La carrera del músico estadounidense, que falleció el martes por un raro cáncer que se le detectó recientemente, eclosionó tras su paso por la formación de Miles Davis en 1968
13 feb 2021 . Actualizado a las 10:33 h.«Quiero dar las gracias a todos aquellos que a lo largo de mi camino han contribuido a que el fuego de la música siga brillando con fuerza». Así comenzaba el mensaje último que quiso dejar poco antes de morir el pianista estadounidense Chick Corea (nacido Armando Anthony Corea en 1941 en Chelsea, Massachusetts, y fallecido el martes en Tampa Bay, Florida, a los 79 años, por un raro cáncer que se le detectó recientemente). Sus palabras no pueden ser más significativas porque se marcha un artista cuya trayectoria se ha ido construyendo como una celebración del diálogo, desde el jazz, con otros músicos, con otras culturas, con otros estilos, sin límites, sin prejuicio alguno, y con una gran y perenne sonrisa en los labios (jamás le dio por la solemnidad o el elitismo).
Él mismo priorizaba esta filosofía en una de sus respuestas en la charla que mantuvo con el periodista Juan Torreiro en julio del 2003 -con motivo de su visita a Galicia y que publicó La Voz-, en la que decía: «Siempre me he esforzado por mejorar la calidad de la comunicación en la música y en mi vida». En esa entrevista también recordaba cómo su amor por la música y la cultura latinas -admiraba «su pasión y desenfado»- había estado permanentemente presente en su carrera y se afianzó en sus comienzos profesionales (cuando contaba poco más de veinte años) con la orquesta del mítico conguero y percusionista cubano Mongo Santamaría.
Corea tuvo, sin embargo, un momento especialmente crucial en su largo trayecto. Fue su paso por la formación de Miles Davis, en la que entró en 1968. Con el trompetista participó en la grabación de álbumes como Filles de Kilimanjaro, In a Silent Way y Bitches Brew. Y en esos dos años y medio que pasó bajo su tutela coincidió en esa fantástica y poderosa factoría eléctrica con otros tres pianistas fundamentales en la renovación del jazz: Keith Jarrett, Herbie Hancock y Joe Zawinul.

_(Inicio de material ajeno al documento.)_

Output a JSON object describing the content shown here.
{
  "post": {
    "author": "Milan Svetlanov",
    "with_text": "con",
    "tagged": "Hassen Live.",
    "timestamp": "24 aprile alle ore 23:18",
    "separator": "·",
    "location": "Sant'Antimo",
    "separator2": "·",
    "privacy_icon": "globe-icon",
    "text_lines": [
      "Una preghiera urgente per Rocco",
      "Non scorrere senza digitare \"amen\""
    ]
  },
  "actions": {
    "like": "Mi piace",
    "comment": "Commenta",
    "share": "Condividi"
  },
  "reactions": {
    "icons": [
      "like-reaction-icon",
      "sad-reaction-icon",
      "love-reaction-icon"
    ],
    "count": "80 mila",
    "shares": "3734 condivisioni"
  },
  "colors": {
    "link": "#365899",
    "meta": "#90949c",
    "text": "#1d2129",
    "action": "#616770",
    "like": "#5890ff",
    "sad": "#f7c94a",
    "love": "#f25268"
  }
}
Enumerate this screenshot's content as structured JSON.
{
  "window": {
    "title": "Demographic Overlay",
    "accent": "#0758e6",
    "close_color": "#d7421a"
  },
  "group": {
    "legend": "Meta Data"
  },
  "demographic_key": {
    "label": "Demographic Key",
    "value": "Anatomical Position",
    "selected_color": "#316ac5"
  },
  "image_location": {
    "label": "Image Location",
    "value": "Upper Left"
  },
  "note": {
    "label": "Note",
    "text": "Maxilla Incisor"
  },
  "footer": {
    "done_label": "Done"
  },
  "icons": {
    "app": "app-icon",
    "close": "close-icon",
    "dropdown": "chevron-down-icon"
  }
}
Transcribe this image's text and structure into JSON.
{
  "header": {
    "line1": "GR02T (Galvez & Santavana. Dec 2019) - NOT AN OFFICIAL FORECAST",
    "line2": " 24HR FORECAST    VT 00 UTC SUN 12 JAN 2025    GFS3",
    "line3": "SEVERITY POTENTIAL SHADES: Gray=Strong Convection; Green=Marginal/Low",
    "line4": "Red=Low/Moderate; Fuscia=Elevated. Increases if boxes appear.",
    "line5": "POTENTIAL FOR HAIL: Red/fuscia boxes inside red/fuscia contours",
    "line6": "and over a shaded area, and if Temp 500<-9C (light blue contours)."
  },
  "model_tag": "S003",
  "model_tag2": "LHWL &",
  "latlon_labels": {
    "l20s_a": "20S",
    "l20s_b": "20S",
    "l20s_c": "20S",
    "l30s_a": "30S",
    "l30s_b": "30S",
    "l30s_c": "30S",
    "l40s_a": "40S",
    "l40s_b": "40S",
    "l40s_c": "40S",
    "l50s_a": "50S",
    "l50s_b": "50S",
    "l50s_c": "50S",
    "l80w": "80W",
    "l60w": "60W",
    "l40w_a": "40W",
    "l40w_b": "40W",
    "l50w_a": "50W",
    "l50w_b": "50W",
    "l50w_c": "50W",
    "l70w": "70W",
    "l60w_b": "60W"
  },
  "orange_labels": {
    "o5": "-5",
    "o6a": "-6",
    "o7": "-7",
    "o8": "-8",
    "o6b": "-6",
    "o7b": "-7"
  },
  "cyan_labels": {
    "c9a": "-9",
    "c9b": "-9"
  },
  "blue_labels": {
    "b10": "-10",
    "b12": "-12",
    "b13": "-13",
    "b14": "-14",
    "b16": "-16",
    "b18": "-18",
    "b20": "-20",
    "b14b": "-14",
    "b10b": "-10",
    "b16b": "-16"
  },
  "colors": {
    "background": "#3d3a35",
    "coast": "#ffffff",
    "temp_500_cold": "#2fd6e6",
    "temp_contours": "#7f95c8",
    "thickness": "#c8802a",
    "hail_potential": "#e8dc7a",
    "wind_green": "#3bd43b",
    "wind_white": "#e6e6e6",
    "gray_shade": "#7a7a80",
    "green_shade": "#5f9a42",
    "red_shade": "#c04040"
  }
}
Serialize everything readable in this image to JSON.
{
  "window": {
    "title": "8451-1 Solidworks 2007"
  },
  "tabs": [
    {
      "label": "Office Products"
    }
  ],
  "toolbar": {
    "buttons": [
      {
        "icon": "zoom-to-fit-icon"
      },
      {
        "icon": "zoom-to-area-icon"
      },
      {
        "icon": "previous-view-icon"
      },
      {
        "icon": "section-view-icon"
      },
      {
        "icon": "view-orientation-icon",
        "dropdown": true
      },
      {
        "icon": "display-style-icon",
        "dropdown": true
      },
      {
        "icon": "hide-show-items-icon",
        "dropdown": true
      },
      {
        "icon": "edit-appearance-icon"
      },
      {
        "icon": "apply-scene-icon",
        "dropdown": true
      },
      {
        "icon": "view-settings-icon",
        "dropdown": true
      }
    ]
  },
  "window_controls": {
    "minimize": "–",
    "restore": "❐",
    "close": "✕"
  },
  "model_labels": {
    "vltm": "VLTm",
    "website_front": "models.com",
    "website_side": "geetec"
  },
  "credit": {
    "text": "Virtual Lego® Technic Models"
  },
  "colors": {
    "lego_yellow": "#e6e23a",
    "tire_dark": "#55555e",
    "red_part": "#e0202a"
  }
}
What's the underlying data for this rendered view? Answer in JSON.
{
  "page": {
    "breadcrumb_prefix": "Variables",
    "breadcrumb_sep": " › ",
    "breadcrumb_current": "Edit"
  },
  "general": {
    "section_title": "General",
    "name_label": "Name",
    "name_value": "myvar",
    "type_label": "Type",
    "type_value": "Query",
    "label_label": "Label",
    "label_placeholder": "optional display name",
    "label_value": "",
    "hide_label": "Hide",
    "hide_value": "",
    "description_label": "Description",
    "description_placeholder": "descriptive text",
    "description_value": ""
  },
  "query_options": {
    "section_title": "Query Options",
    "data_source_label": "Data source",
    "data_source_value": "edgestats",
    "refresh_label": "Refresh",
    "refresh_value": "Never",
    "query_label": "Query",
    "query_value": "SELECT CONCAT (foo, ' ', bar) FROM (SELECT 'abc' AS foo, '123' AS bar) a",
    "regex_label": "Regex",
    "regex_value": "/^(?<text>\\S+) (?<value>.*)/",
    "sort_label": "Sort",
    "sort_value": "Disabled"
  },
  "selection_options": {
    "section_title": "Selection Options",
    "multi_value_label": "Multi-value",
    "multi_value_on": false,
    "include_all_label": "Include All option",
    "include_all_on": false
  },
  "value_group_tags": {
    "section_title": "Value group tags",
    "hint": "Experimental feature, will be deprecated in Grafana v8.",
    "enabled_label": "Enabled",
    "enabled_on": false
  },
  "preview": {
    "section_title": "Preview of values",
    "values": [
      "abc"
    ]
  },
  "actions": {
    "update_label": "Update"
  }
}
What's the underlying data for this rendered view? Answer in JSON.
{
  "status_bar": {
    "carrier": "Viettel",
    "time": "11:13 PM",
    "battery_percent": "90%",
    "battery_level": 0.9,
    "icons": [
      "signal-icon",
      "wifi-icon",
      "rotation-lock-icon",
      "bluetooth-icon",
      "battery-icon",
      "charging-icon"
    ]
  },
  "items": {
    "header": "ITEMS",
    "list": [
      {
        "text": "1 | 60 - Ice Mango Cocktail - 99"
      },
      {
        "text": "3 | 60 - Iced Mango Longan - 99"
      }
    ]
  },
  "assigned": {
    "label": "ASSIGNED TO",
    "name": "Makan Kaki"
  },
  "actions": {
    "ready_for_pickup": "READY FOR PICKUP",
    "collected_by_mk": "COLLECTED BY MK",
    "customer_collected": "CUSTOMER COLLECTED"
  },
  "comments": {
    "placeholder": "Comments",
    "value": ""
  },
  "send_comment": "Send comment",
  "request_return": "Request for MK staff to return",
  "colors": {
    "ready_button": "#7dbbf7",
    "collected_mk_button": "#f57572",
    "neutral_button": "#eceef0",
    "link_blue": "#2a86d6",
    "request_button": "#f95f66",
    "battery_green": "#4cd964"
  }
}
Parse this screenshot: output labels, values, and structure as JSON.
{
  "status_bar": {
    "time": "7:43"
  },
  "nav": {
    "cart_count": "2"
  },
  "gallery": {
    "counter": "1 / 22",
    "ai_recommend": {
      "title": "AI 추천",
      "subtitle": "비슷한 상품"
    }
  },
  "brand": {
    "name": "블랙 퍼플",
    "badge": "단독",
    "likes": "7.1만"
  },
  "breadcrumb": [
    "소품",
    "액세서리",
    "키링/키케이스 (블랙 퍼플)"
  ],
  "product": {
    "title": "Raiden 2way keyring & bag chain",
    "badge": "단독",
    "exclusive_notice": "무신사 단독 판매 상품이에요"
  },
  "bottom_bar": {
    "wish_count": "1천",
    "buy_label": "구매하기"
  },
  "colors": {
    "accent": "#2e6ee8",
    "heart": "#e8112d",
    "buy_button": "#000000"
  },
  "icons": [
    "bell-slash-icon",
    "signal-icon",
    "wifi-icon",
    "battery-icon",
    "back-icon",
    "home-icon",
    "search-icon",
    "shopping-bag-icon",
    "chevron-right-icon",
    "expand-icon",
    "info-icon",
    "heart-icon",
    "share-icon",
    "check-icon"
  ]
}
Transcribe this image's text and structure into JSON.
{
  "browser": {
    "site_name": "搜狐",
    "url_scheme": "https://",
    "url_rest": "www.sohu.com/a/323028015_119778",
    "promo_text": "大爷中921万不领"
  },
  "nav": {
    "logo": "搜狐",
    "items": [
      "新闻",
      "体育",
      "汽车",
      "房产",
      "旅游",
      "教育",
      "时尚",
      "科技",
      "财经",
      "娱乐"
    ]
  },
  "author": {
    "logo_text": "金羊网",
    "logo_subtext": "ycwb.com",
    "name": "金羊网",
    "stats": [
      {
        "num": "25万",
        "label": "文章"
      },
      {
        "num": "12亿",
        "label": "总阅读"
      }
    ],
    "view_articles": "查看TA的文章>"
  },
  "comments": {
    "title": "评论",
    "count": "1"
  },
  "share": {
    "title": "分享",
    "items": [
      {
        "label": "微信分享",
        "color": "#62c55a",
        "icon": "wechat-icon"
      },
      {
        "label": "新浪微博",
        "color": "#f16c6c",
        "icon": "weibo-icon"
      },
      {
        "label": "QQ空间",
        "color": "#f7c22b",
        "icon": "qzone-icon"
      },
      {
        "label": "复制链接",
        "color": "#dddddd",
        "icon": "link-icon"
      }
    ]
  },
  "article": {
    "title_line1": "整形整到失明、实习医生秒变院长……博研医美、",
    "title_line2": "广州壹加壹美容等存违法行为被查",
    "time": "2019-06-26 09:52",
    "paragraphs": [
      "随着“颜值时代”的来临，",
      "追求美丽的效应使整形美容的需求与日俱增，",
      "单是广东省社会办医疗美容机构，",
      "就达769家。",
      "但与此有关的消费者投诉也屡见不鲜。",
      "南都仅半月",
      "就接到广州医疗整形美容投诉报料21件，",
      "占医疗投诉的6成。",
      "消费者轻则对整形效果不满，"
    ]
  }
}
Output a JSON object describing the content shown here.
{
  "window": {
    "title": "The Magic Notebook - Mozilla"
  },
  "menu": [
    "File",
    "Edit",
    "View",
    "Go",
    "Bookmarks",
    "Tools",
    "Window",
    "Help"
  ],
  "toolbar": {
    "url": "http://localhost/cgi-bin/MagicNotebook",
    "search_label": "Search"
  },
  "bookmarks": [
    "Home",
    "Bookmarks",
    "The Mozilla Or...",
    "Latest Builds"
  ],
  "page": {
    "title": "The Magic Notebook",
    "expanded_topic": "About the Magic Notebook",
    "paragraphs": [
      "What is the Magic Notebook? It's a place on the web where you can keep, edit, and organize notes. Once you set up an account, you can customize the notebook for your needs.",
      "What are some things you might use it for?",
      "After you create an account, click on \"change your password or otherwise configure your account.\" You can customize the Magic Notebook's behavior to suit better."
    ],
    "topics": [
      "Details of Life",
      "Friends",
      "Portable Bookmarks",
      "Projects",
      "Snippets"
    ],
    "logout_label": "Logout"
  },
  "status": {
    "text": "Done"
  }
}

Aquello fue la confirmación definitiva de una propuesta que Corea ya exploró ese mismo 1968 en su disco Now He Sings, Now He Sobs, con dos de sus más fieles compañeros de fatigas, el contrabajista Miroslav Vitous y el baterista Roy Haynes (trío con el que actuó en A Coruña en 1984). El músico de Chelsea entró así en la década de los setenta como un vendaval, convertido en uno de los líderes de la exploración de las vías de la improvisación y la fusión, que tan decisivamente influyeron en el devenir del jazz en la era posterior a John Coltrane.
El piano creció así de la mano de Corea, Jarrett, Hancock y Zawinul en los años setenta, que, por otra parte, seguían la estela dejada por Bill Evans (quien había trabajado también con Davis, en su proverbial sexteto). Pero quizá ninguno de los cuatro evolucionó hacia una apertura mayor tanto como Corea, que lo mismo coqueteaba con el rock, con la música clásica, la improvisación, el flamenco, los ritmos latinos, la bossa nova, el blues y otras músicas de raíz (incluso grabó con el gran maestro del banjo Béla Fleck). Todo era digno de su atención, aseguraba: «A veces incluso lo que se conoce como pop también me interesa», anotaba el pianista no sin cierto humor.
Nunca le temió a llevar el jazz hacia escenarios populares. Y el éxito lo alcanzó en numerosas ocasiones -la formación Return to Forever, que inicialmente, a comienzos de los 70, incorporaba a Stanley Clarke, Joe Farrell, Airto Moreira y Flora Purim, fue un ejemplo-, lo que no impedía trabajos más exigentes o registros en solitario para el exquisito sello de Manfred Eicher ECM.
Acumuló 65 nominaciones a los Grammy, y se impuso en 23, más cuatro en los premios latinos. En este ámbito fue muy importante para él su amor por España, su conocimiento del flamenco y su amistad con el guitarrista Paco de Lucía. Su música -como compositor e intérprete- quedará vinculada a la palabra fiesta.